Oosthoek Encyclopedie

Oosthoek (1985)

Gepubliceerd op 09-03-2021

Gils, gust

betekenis & definitie

Vlaams schrijver en beeldend kunstenaar, *20.8.1924 Antwerpen. Gils was medeoprichter van Gard Sivik en redacteur van Podium. Aanvankelijk was hij schilder.

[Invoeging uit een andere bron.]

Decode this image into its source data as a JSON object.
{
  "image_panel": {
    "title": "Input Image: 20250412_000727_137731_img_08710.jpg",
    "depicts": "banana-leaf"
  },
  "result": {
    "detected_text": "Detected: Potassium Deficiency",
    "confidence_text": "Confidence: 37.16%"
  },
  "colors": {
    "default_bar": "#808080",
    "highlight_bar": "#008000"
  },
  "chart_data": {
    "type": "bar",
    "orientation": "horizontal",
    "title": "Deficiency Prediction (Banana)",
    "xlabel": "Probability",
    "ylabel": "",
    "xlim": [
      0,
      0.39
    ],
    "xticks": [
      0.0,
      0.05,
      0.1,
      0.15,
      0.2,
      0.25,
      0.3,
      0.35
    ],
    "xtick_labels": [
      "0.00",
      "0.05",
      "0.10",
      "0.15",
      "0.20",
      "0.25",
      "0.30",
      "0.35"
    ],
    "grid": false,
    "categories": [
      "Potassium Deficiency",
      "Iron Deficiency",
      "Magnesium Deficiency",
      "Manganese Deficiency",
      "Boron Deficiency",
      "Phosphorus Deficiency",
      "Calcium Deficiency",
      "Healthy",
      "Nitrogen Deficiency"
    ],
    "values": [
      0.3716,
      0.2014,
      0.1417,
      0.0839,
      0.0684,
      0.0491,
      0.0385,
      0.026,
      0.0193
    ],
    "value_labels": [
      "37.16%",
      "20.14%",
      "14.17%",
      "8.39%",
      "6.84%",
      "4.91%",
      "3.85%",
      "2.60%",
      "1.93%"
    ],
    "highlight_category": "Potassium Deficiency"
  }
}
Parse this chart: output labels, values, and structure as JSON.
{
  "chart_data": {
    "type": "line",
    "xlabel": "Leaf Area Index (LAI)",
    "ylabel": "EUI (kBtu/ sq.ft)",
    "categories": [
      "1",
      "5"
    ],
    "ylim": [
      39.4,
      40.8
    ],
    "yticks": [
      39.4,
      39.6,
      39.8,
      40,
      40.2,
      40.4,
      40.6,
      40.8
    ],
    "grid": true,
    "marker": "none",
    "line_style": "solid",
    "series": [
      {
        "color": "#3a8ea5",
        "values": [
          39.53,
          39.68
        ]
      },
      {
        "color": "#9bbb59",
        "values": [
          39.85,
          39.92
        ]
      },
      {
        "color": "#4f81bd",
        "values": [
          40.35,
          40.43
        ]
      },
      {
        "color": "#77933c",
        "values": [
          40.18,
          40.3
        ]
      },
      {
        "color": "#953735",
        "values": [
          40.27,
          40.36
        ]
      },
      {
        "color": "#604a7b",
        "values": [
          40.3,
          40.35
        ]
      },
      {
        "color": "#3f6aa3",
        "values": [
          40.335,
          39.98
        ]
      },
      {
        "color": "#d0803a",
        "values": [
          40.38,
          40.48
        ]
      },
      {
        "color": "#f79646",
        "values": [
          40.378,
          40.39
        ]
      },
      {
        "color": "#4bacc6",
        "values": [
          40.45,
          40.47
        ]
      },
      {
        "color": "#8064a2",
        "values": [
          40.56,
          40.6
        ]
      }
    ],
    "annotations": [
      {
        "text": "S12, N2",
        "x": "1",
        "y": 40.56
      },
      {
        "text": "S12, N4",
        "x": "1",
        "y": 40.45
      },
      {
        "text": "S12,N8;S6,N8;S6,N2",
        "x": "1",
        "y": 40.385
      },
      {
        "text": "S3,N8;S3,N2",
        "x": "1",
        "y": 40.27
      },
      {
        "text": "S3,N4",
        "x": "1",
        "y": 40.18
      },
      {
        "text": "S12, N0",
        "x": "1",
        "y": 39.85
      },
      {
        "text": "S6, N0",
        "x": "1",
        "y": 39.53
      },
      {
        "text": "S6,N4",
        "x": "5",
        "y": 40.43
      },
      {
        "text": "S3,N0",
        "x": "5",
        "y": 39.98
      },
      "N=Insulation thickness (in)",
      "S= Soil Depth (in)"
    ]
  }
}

In 1953 maakte hij als schrijver zijn debuut in Het Cahier. In zijn vroegste dichtbundels viel Gils een uitgeholde beschaving aan. Na Gewapend oog (1962) werd zijn cynisme meer gerelativeerd en kwamen er humoristische en parodistische elementen in zijn dichtbundels en zijn zeer aparte ‘paraproza’ voor. Later legde hij zich toe op de haiku en op aforismen. Hij doet ook aan geluidspoëzie (Vocal exploration no. 2) en verbosonie (Making out in windy Stockholm). Gils was ook actief als beeldend kunstenaar. Werken: poëzie: Partituur voor vlinderbloemigen (1953), Zeer verlaten reiziger (1954), Teorema voor personage (1957), Ziehier een dame (1957), Anoniem 20e eeuw (1959), Gewapend oog (1962), Een plaats onder de maan (1965). Manuscript gevonden tijdens achtervolging (1967), Levend voorwerp (1969), Afschuwelijk roze yogurtman (1972), Een handvol ingewanden (1977), Sneldrogende poëzie (1978), Onzachte landing (1979), Linde Kornak (1979), Uniek onkruid (1982), Een vingerknip (1983); proza: Verbanningen (1960), De röntgenziekte (1966), Berichten om bestwil (1970), Dank voor de blijdschap (1977), Binnenwaartse buitenstaanders (1978), Integendelen (1979; autobiografische beschouwingen), Geest in opdracht (1980).